The inherent paradox of stereotypes: Although they represent a prejudiced perspective, stereotypes have varying degrees of agreement or evidence. I’ll say this imperfectly: Stereotypes are somewhat empirical by design.
I speak of cultural stereotype from my personal perspective. I’m 3rd generation Japanese American. I grew up in a middle-class family in Hawaii. I don’t speak Japanese, even though I took 3 years of Japanese in high school. The Japanese I know resides in Aikido and ordering sushi. I more or less represent the Japanese American man. However, I can only speak for myself. I don’t nor can I speak for all Japanese Americans or Asians as a whole.
One Asian cultural stereotype is that we’re all good students. Yes, there’s data that seems to substantiate that stereotype like Asian admission rates and GPAs at the University of California campuses. This is definitely a positive stereotype. Rather, it’s not negative. However, not every Asian student is scholastically adept and excels in math and science. Not all Asian student are the stereotypical geeks. Some are very good athletes. Some are great artists. Bottom line: We’re all uniquely individual.
As positive as stereotypes can be, they confine the freedom of the individual to just be, be who they are. Cultural stereotypes define the impossible, not the possible. The downside of stereotypes is that they call forth someone to prove themselves. As opposed to someone becoming the best version of themselves.
One stereotype I’ve endured most of my life is that Asians are not assertive enough. In a way, Asians are the invisible minority. For the most part, we follow the rules. That’s not so much euphemism, rather pertaining to cultural upbringing. In gross terms: We don’t make waves. That’s kind of a ‘positive’ perception. Yet, it imposes a glass ceiling in terms of the heights of personal achievement.
I’ve experienced that in my career in varying outcomes. This perceived lack of assertiveness is interpreted as weakness. I’m pretty good at what I do. Did being Japanese limit the kind of monetary success or stature I could attain? Perhaps. Regardless, it’s on me.
I was weak at giving presentations and speaking in front of groups. So I joined Toastmaster. I became a strong public speaker. I discovered that I enjoyed giving speeches. In teaching Aikido I created the space for me to lead in the work environment as well. I filled in some of missing things in me. I can only do my best.
Perhaps, the upside of stereotype is that it challenged me to become greater than I knew. Yet, in the ideal world, I should be good enough as I am. Just saying. We need only measure against ourselves – that’s O-Sensei’s measure of true victory.
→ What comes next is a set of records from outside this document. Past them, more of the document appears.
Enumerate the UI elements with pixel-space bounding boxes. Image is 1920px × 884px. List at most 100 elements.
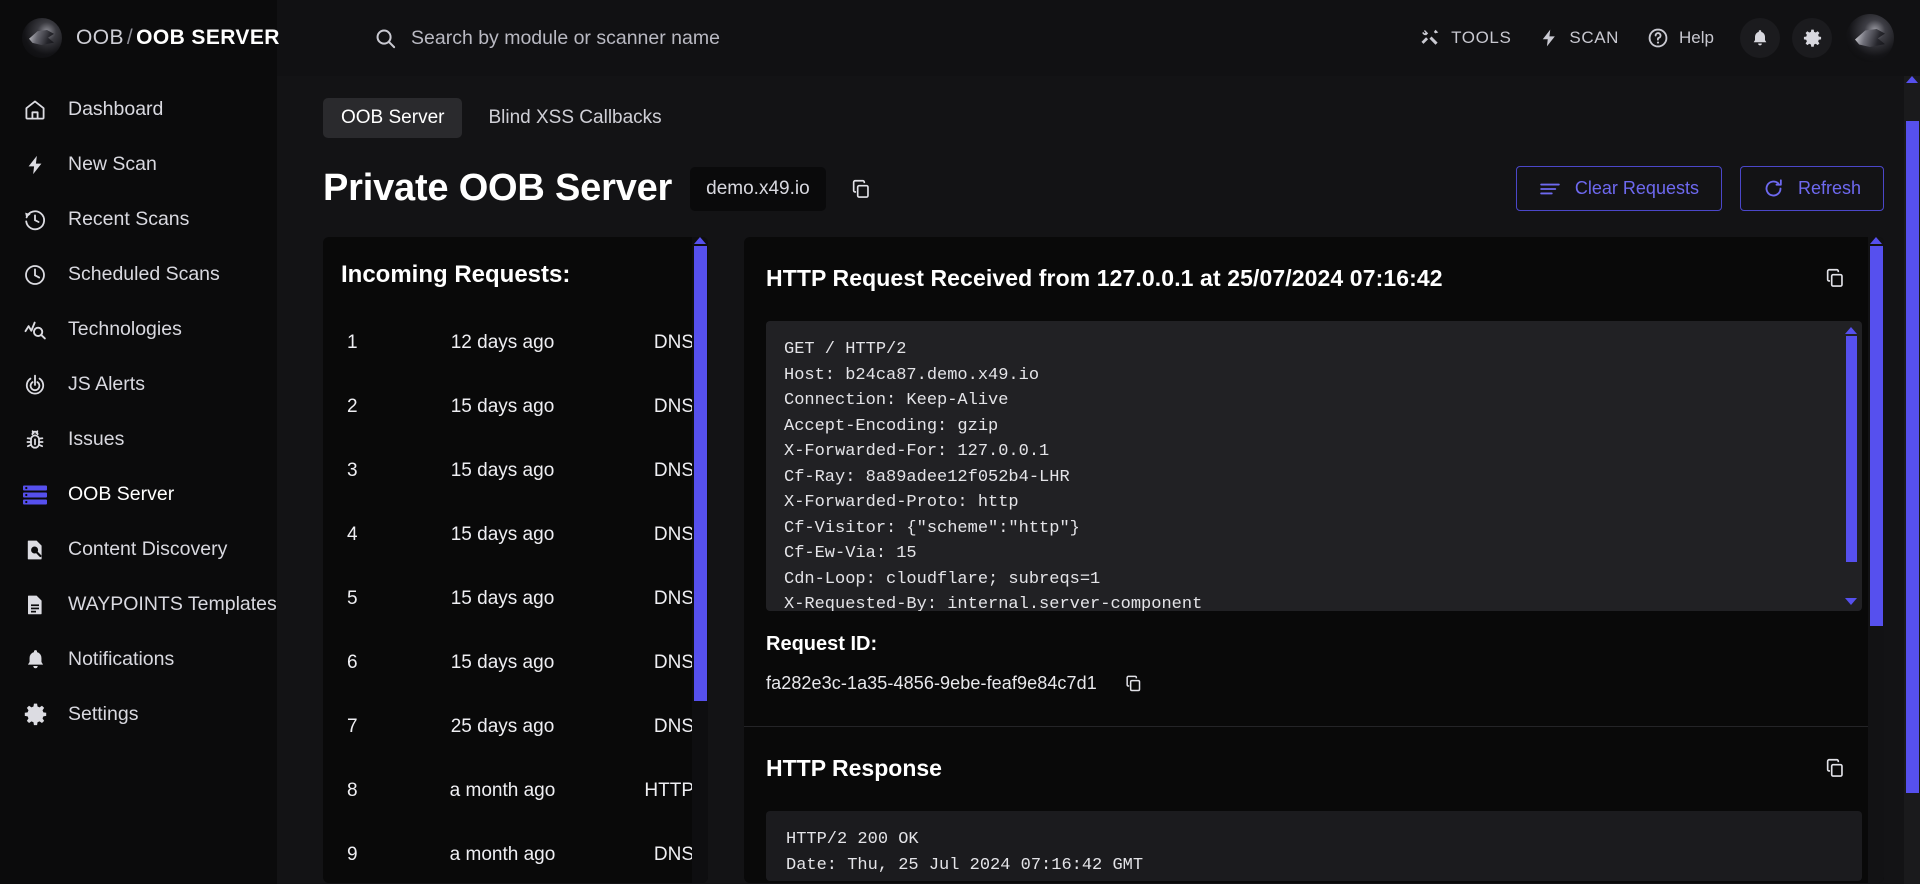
brand[interactable]: OOB / OOB SERVER bbox=[0, 0, 280, 76]
user-avatar-icon[interactable] bbox=[1846, 14, 1894, 62]
page-header-left: Private OOB Server demo.x49.io bbox=[323, 166, 878, 211]
sidebar-item-label: Issues bbox=[68, 428, 125, 450]
sidebar-item-oob-server[interactable]: OOB Server bbox=[0, 467, 277, 522]
copy-icon bbox=[852, 179, 869, 198]
scrollbar-thumb[interactable] bbox=[1905, 121, 1919, 793]
question-circle-icon bbox=[1648, 28, 1668, 48]
scroll-up-arrow-icon[interactable] bbox=[694, 237, 706, 244]
scroll-up-arrow-icon[interactable] bbox=[1870, 237, 1882, 244]
gear-icon bbox=[22, 702, 48, 728]
request-index: 7 bbox=[347, 716, 358, 737]
request-detail-scrollbar[interactable] bbox=[1868, 237, 1884, 883]
file-search-icon bbox=[22, 537, 48, 563]
table-row[interactable]: 1 12 days ago DNS bbox=[323, 311, 708, 375]
table-row[interactable]: 9 a month ago DNS bbox=[323, 823, 708, 883]
incoming-requests-scrollbar[interactable] bbox=[692, 237, 708, 883]
scrollbar-thumb[interactable] bbox=[693, 246, 707, 701]
body: Dashboard New Scan Recent Scans Schedule… bbox=[0, 76, 1920, 884]
tools-label: TOOLS bbox=[1451, 28, 1512, 47]
table-row[interactable]: 8 a month ago HTTP bbox=[323, 759, 708, 823]
brand-prefix: OOB bbox=[76, 26, 124, 49]
sidebar-item-js-alerts[interactable]: JS Alerts bbox=[0, 357, 277, 412]
home-icon bbox=[22, 97, 48, 123]
table-row[interactable]: 4 15 days ago DNS bbox=[323, 503, 708, 567]
page-title: Private OOB Server bbox=[323, 167, 673, 209]
copy-domain-button[interactable] bbox=[844, 172, 878, 206]
request-id-row: fa282e3c-1a35-4856-9ebe-feaf9e84c7d1 bbox=[744, 656, 1884, 700]
request-time: a month ago bbox=[449, 844, 556, 865]
request-time: 15 days ago bbox=[450, 396, 555, 417]
sidebar-item-label: Scheduled Scans bbox=[68, 263, 220, 285]
request-detail-panel: HTTP Request Received from 127.0.0.1 at … bbox=[744, 237, 1884, 883]
sidebar-item-new-scan[interactable]: New Scan bbox=[0, 137, 277, 192]
scrollbar-thumb[interactable] bbox=[1869, 246, 1883, 626]
sidebar-item-waypoints-templates[interactable]: WAYPOINTS Templates bbox=[0, 577, 277, 632]
request-type: DNS bbox=[653, 524, 694, 545]
incoming-requests-list: 1 12 days ago DNS 2 15 days ago DNS 3 15… bbox=[323, 289, 708, 883]
refresh-label: Refresh bbox=[1797, 178, 1861, 198]
scroll-up-arrow-icon[interactable] bbox=[1906, 76, 1918, 83]
brand-name: OOB SERVER bbox=[136, 26, 280, 49]
scan-button[interactable]: SCAN bbox=[1525, 14, 1633, 62]
refresh-button[interactable]: Refresh bbox=[1739, 166, 1884, 211]
document-icon bbox=[22, 592, 48, 618]
request-detail-title: HTTP Request Received from 127.0.0.1 at … bbox=[766, 264, 1443, 291]
sidebar-item-recent-scans[interactable]: Recent Scans bbox=[0, 192, 277, 247]
table-row[interactable]: 2 15 days ago DNS bbox=[323, 375, 708, 439]
tab-blind-xss-callbacks[interactable]: Blind XSS Callbacks bbox=[470, 98, 679, 138]
clear-requests-button[interactable]: Clear Requests bbox=[1515, 166, 1722, 211]
brand-separator: / bbox=[126, 26, 134, 49]
request-time: 25 days ago bbox=[450, 716, 555, 737]
tools-button[interactable]: TOOLS bbox=[1405, 14, 1525, 62]
scan-label: SCAN bbox=[1569, 28, 1620, 47]
sidebar: Dashboard New Scan Recent Scans Schedule… bbox=[0, 76, 277, 884]
request-time: a month ago bbox=[449, 780, 556, 801]
copy-request-button[interactable] bbox=[1818, 261, 1852, 295]
search-bar[interactable] bbox=[277, 0, 1405, 76]
sidebar-item-settings[interactable]: Settings bbox=[0, 687, 277, 742]
request-index: 6 bbox=[347, 652, 358, 673]
sidebar-item-scheduled-scans[interactable]: Scheduled Scans bbox=[0, 247, 277, 302]
page-scrollbar[interactable] bbox=[1904, 76, 1920, 884]
sidebar-item-content-discovery[interactable]: Content Discovery bbox=[0, 522, 277, 577]
bug-icon bbox=[22, 427, 48, 453]
request-index: 3 bbox=[347, 460, 358, 481]
sidebar-item-issues[interactable]: Issues bbox=[0, 412, 277, 467]
search-input[interactable] bbox=[411, 26, 931, 50]
gear-icon bbox=[1803, 29, 1821, 47]
response-code-block: HTTP/2 200 OK Date: Thu, 25 Jul 2024 07:… bbox=[766, 811, 1862, 881]
notifications-button[interactable] bbox=[1740, 18, 1780, 58]
copy-response-button[interactable] bbox=[1818, 751, 1852, 785]
table-row[interactable]: 7 25 days ago DNS bbox=[323, 695, 708, 759]
settings-button[interactable] bbox=[1792, 18, 1832, 58]
bell-icon bbox=[22, 647, 48, 673]
search-icon bbox=[376, 29, 396, 48]
request-type: DNS bbox=[653, 844, 694, 865]
domain-badge: demo.x49.io bbox=[690, 166, 826, 211]
refresh-icon bbox=[1765, 179, 1782, 197]
page-header: Private OOB Server demo.x49.io Clear Req… bbox=[323, 166, 1884, 211]
top-actions: TOOLS SCAN Help bbox=[1405, 0, 1920, 76]
request-code-scrollbar[interactable] bbox=[1844, 327, 1858, 605]
scrollbar-thumb[interactable] bbox=[1845, 336, 1857, 562]
help-button[interactable]: Help bbox=[1633, 14, 1728, 62]
scroll-up-arrow-icon[interactable] bbox=[1845, 327, 1857, 334]
table-row[interactable]: 6 15 days ago DNS bbox=[323, 631, 708, 695]
copy-icon bbox=[1126, 675, 1141, 691]
tools-icon bbox=[1421, 29, 1439, 45]
copy-icon bbox=[1826, 268, 1843, 287]
request-type: DNS bbox=[653, 716, 694, 737]
copy-request-id-button[interactable] bbox=[1117, 666, 1151, 700]
sidebar-item-label: OOB Server bbox=[68, 483, 175, 505]
table-row[interactable]: 3 15 days ago DNS bbox=[323, 439, 708, 503]
sidebar-item-technologies[interactable]: Technologies bbox=[0, 302, 277, 357]
page-header-actions: Clear Requests Refresh bbox=[1515, 166, 1884, 211]
scroll-down-arrow-icon[interactable] bbox=[1845, 598, 1857, 605]
request-id-value: fa282e3c-1a35-4856-9ebe-feaf9e84c7d1 bbox=[766, 672, 1097, 693]
table-row[interactable]: 5 15 days ago DNS bbox=[323, 567, 708, 631]
tab-oob-server[interactable]: OOB Server bbox=[323, 98, 463, 138]
sidebar-item-notifications[interactable]: Notifications bbox=[0, 632, 277, 687]
sidebar-item-dashboard[interactable]: Dashboard bbox=[0, 82, 277, 137]
history-clock-icon bbox=[22, 207, 48, 233]
incoming-requests-title: Incoming Requests: bbox=[341, 261, 571, 288]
Perhaps, the tragic downside of stereotypes it that they impose a comparison to others. And there’s no universal frame of reference. In Einstein terms: It’s really all relative. I believe what works instead of stereotyping is looking for the greater than within others. That greater than shall be as different as the people in the world.
In terms of being cognizant of all the stereotypes out there either positive or negative and being always politically correct, is that even worth the time or effort? Nope. I do my best to see the person in front of me for who they are, and for who they can become. Sensei would always tell me, “Have no preconceived notion.” That’s not only for Aikido. It’s all about creating people.
So dare to speak imperfectly, so long as you listen and see the other as greater than they know. Our authentic Art is creating another as greater than they know themselves to be. That’s Art worth inventing. O-Sensei said, “The Way of the Warrior is to give life…” We can all be that Warrior in life.